Sometimes when the divorce of a high-profile couple is in the news, it can provide some lessons for Colorado spouses who are dealing with the end of their own marriages. A case in point is the divorce of Food Network chef Giada De Laurentiis and her husband, fashion designer Todd Thompson. The divorce was announced last December and became final recently.
According to a news report, the couple did not have a prenuptial agreement. If they had entered into one, De Laurentiis might have negotiated for a provision that she would keep all royalties from the many cookbooks she published during the time the couple was married. But they didn't have a prenup, and De Laurentiis now has to pay her ex-husband 50 percent of the net royalties.

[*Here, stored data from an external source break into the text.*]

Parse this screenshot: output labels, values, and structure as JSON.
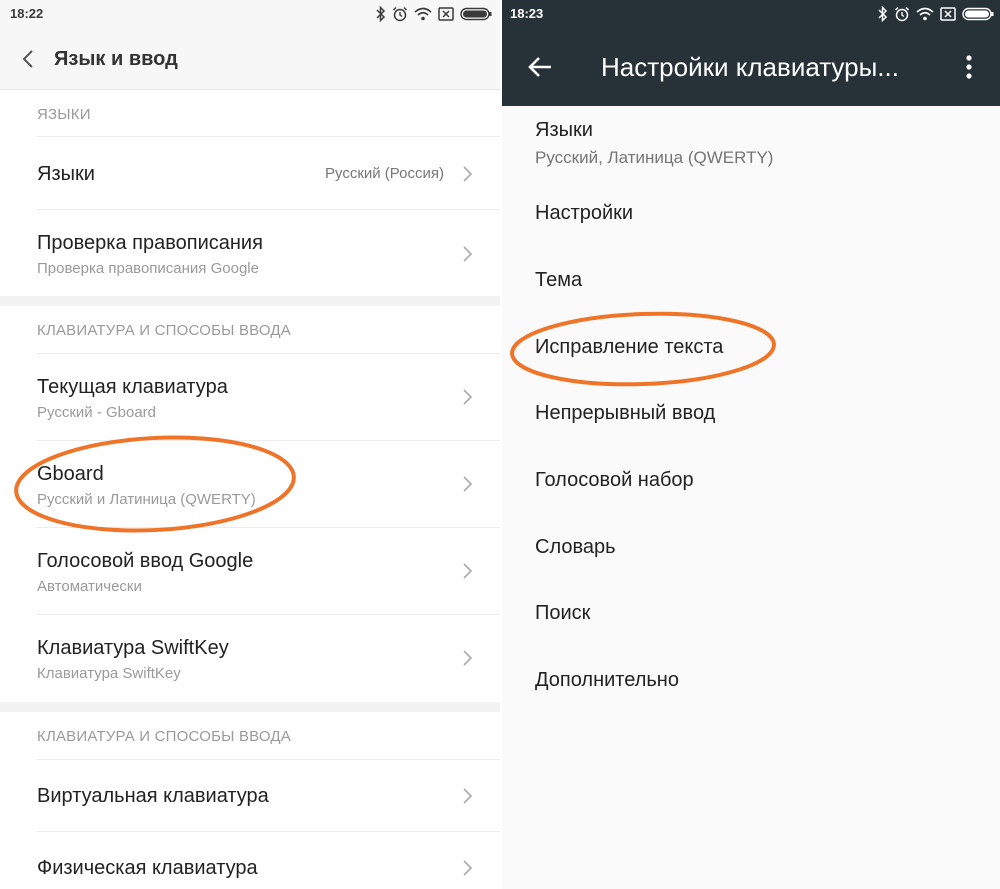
{
  "left": {
    "status_time": "18:22",
    "header_title": "Язык и ввод",
    "sections": {
      "languages": "ЯЗЫКИ",
      "keyboards": "КЛАВИАТУРА И СПОСОБЫ ВВОДА",
      "keyboards2": "КЛАВИАТУРА И СПОСОБЫ ВВОДА"
    },
    "rows": {
      "languages": {
        "title": "Языки",
        "value": "Русский (Россия)"
      },
      "spellcheck": {
        "title": "Проверка правописания",
        "subtitle": "Проверка правописания Google"
      },
      "current_keyboard": {
        "title": "Текущая клавиатура",
        "subtitle": "Русский - Gboard"
      },
      "gboard": {
        "title": "Gboard",
        "subtitle": "Русский и Латиница (QWERTY)"
      },
      "google_voice": {
        "title": "Голосовой ввод Google",
        "subtitle": "Автоматически"
      },
      "swiftkey": {
        "title": "Клавиатура SwiftKey",
        "subtitle": "Клавиатура SwiftKey"
      },
      "virtual_keyboard": {
        "title": "Виртуальная клавиатура"
      },
      "physical_keyboard": {
        "title": "Физическая клавиатура"
      }
    }
  },
  "right": {
    "status_time": "18:23",
    "toolbar_title": "Настройки клавиатуры...",
    "languages": {
      "title": "Языки",
      "subtitle": "Русский, Латиница (QWERTY)"
    },
    "items": [
      "Настройки",
      "Тема",
      "Исправление текста",
      "Непрерывный ввод",
      "Голосовой набор",
      "Словарь",
      "Поиск",
      "Дополнительно"
    ]
  },
  "colors": {
    "highlight_ellipse": "#f07427",
    "toolbar": "#263238",
    "left_background": "#ffffff",
    "right_background": "#fafafa"
  },
  "icons": [
    "bluetooth-icon",
    "alarm-icon",
    "wifi-icon",
    "sim-off-icon",
    "battery-icon",
    "back-chevron-icon",
    "chevron-right-icon",
    "back-arrow-icon",
    "more-vert-icon"
  ]
}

She also has to turn over 50 percent of the potential millions in future advances on several cookbooks currently in the works.
Of course, everyone has the right to make their own choices when it comes to deciding whether to have a prenup. It is very possible that De Laurentiis considered the risk but had her own reasons for choosing not to have a prenup, and her decision should be respected. Nonetheless, the outcome of the property division in this divorce might cause some people to consider the advantages of entering into a prenuptial or postnuptial agreement.
For high-earning spouses, a prenuptial agreement can minimize the risk of divorce leading to severe financial loss. Under Colorado law, a prenuptial agreement can define what constitutes marital property, and govern how property will be divided if the marriage ends. It can also contain provisions limiting or eliminating any obligation to pay spousal support. Bringing up the subject of a prenup may not be easy, but having one can help avoid a costly asset division dispute in the future.